8 Foods That Boost Your Body’s Keratin Levels
Keratin is a type of structural protein found in your hair, skin, and nails.
It’s especially important for maintaining the structure of your skin, supporting wound healing, and keeping your hair and nails healthy and strong.
Keratin supplements are often said to help prevent hair loss, increase nail growth, and improve skin texture. Yet, plenty of healthy foods may naturally support your body’s synthesis of keratin.
Here are 10 foods that promote keratin production.
Eating eggs is a stellar way to boost keratin production naturally.
In fact, they’re a great source of biotin, an essential nutrient involved in keratin synthesis. A single cooked egg provides 10 mcg of this nutrient, or 33% of the Daily Value (DV).
Onions are not only great for flavoring your favorite dishes but also ramping up keratin production.
This allium vegetable is especially high in N-acetylcysteine, a plant antioxidant that your body converts into an amino acid called L-cysteine — a component of keratin.
Salmon is brimming with protein, packing nearly 17 grams per 3-ounce (85-gram) serving.
It’s also an excellent source of biotin, another key nutrient that supports keratin production. Just 3 ounces (85 grams) of canned salmon contain 5 mcg, or 17% of the DV.
4. Sweet potatoes
In addition to being one of the most vibrant vegetables, sweet potatoes are highly nutritious and great for promoting keratin production.
They’re particularly high in provitamin A carotenoids. Provitamin A carotenoids like beta carotene are converted into vitamin A in the body.
5. Sunflower seeds
Sunflower seeds are savory, satisfying, and flavorful.
They’re also a great source of both biotin and protein to support keratin production. Just 1/4 cup (35 grams) offers 7 grams of protein and 2.6 mcg of biotin — 9% of the DV.
Native to South Asia, mangoes are a tasty way to squeeze extra nutrients into your diet while supporting keratin synthesis.
In particular, this tropical stone fruit is packed with provitamin A, with 89 mcg — nearly 10% of the DV — in each cup (165 grams).
Much like onions, garlic boasts plenty of N-acetylcysteine, which your body turns into L-cysteine — an amino acid found in keratin.

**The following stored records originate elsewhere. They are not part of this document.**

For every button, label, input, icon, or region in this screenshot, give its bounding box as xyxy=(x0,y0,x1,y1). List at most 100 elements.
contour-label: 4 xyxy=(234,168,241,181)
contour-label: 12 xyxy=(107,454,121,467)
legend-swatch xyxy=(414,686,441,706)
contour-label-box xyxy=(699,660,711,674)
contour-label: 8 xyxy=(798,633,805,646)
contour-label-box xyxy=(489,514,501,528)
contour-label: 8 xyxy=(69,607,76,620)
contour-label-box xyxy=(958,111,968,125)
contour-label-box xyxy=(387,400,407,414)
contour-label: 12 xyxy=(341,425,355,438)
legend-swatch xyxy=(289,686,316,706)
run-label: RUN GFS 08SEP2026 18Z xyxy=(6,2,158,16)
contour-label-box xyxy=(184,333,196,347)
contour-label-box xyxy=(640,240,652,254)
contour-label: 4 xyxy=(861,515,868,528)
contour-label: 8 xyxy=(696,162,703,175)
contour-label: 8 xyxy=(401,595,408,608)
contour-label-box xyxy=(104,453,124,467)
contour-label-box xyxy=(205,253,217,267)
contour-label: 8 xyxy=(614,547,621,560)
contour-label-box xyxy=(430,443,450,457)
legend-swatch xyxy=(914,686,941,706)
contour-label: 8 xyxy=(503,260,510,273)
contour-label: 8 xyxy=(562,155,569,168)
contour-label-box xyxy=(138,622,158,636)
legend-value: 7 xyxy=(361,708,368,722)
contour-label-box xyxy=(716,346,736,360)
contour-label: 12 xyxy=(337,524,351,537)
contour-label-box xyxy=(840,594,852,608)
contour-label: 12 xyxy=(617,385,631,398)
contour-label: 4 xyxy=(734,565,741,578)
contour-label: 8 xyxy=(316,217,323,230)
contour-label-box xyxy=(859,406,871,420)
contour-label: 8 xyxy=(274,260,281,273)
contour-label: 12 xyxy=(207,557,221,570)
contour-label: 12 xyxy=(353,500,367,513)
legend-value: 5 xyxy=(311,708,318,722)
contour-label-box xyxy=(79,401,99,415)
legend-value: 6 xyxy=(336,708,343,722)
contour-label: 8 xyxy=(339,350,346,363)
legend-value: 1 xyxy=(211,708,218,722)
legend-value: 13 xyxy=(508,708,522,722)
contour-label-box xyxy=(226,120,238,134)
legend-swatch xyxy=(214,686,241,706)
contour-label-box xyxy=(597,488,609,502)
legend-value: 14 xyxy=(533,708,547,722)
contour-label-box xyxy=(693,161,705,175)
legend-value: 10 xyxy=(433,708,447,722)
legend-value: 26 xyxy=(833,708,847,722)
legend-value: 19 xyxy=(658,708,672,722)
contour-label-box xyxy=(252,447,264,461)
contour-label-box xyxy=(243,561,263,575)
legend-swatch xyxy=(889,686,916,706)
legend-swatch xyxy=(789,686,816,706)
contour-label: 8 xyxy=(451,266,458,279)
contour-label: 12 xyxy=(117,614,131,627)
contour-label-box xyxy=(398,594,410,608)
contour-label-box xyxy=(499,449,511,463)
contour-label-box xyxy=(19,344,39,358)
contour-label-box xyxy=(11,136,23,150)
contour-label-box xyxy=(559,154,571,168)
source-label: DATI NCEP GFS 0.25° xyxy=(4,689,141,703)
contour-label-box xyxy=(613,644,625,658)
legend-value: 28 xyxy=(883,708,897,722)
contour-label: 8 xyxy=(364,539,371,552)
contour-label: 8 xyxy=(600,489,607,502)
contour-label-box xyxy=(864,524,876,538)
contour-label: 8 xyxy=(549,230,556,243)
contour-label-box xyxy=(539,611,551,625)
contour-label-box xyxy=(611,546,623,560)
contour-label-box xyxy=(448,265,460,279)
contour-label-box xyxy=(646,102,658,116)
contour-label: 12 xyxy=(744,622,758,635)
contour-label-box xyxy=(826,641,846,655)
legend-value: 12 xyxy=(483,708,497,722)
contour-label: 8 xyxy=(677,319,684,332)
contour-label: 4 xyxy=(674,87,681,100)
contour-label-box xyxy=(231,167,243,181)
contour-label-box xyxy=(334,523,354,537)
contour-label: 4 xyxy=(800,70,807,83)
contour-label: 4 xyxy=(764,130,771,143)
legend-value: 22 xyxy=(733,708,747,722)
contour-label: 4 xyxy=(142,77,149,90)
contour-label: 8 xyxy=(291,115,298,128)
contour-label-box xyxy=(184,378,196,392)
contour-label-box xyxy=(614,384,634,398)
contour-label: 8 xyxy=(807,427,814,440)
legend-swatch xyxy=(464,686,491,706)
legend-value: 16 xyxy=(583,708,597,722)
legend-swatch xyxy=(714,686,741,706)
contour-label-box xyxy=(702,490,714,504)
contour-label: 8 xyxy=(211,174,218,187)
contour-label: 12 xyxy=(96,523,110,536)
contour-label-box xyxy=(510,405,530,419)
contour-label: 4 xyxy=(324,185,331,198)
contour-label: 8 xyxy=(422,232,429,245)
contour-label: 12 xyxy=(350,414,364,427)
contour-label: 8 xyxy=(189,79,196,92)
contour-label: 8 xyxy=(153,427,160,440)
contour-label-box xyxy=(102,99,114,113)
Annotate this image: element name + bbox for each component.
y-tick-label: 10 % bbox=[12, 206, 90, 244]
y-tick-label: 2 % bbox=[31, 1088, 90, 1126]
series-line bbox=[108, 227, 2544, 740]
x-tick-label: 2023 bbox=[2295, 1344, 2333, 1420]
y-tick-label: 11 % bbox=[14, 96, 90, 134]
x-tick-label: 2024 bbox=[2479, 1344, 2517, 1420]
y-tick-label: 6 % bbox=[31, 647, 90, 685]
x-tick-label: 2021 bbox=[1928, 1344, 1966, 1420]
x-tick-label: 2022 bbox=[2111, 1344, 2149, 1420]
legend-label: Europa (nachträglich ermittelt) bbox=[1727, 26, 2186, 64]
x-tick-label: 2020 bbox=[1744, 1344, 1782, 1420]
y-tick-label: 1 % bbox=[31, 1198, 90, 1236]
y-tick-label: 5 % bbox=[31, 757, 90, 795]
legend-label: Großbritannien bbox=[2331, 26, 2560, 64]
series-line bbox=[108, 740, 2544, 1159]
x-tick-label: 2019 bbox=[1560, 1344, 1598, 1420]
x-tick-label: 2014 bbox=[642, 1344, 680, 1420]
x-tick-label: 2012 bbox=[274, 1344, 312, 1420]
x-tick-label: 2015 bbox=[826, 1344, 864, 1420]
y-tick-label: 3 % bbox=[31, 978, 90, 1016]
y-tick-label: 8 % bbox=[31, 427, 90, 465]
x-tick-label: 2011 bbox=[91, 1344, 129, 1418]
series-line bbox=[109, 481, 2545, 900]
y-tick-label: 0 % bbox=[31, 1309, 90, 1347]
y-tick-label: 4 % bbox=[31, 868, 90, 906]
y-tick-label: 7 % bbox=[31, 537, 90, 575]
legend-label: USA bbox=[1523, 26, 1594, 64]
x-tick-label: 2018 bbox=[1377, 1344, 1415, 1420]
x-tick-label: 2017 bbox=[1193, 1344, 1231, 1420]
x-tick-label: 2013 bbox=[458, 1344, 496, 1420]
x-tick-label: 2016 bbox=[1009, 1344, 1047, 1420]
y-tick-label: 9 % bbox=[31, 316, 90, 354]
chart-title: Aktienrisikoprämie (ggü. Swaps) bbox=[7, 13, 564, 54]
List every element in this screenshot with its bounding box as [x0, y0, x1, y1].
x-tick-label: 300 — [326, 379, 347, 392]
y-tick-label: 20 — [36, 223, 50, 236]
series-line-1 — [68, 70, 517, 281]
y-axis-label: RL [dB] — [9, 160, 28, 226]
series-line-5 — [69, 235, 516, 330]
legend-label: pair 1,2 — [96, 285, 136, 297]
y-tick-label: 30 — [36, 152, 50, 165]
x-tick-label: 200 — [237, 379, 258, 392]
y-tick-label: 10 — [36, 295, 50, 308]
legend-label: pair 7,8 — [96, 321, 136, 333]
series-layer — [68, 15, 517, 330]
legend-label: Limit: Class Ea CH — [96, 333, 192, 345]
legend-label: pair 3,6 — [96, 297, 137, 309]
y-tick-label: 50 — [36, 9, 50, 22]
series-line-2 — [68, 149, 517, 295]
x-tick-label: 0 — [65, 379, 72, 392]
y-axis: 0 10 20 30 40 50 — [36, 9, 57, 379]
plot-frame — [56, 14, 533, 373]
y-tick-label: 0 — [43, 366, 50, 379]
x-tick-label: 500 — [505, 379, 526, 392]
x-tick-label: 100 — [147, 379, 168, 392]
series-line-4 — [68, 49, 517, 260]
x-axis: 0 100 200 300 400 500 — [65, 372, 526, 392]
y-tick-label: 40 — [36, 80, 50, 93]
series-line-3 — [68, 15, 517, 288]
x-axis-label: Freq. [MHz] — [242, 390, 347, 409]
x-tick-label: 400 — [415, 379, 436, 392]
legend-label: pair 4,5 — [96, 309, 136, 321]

Although more research in humans is needed, some studies suggest that garlic may aid skin health. For instance, one test-tube study found that garlic extract protected keratinocyte cells, which are responsible for keratin production, from ultraviolet damage.
Carrots are a highly nutritious root vegetable closely related to celery, parsley, and parsnips.
In particular, carrots are high in provitamin A, with 1,070 mcg in 1 chopped cup (128 grams). That’s over 100% of the DV.
The bottom line
Keratin is a type of protein that boosts the health of your hair, skin, and nails.
Several specific nutrients are essential for keratin synthesis, including protein, biotin, and vitamin A.
Enjoying a balanced diet filled with foods rich in these nutrients can help promote keratin production in your body.
Not only do these foods enhance hair, skin, and nail health, but they’re also rich in many other beneficial nutrients.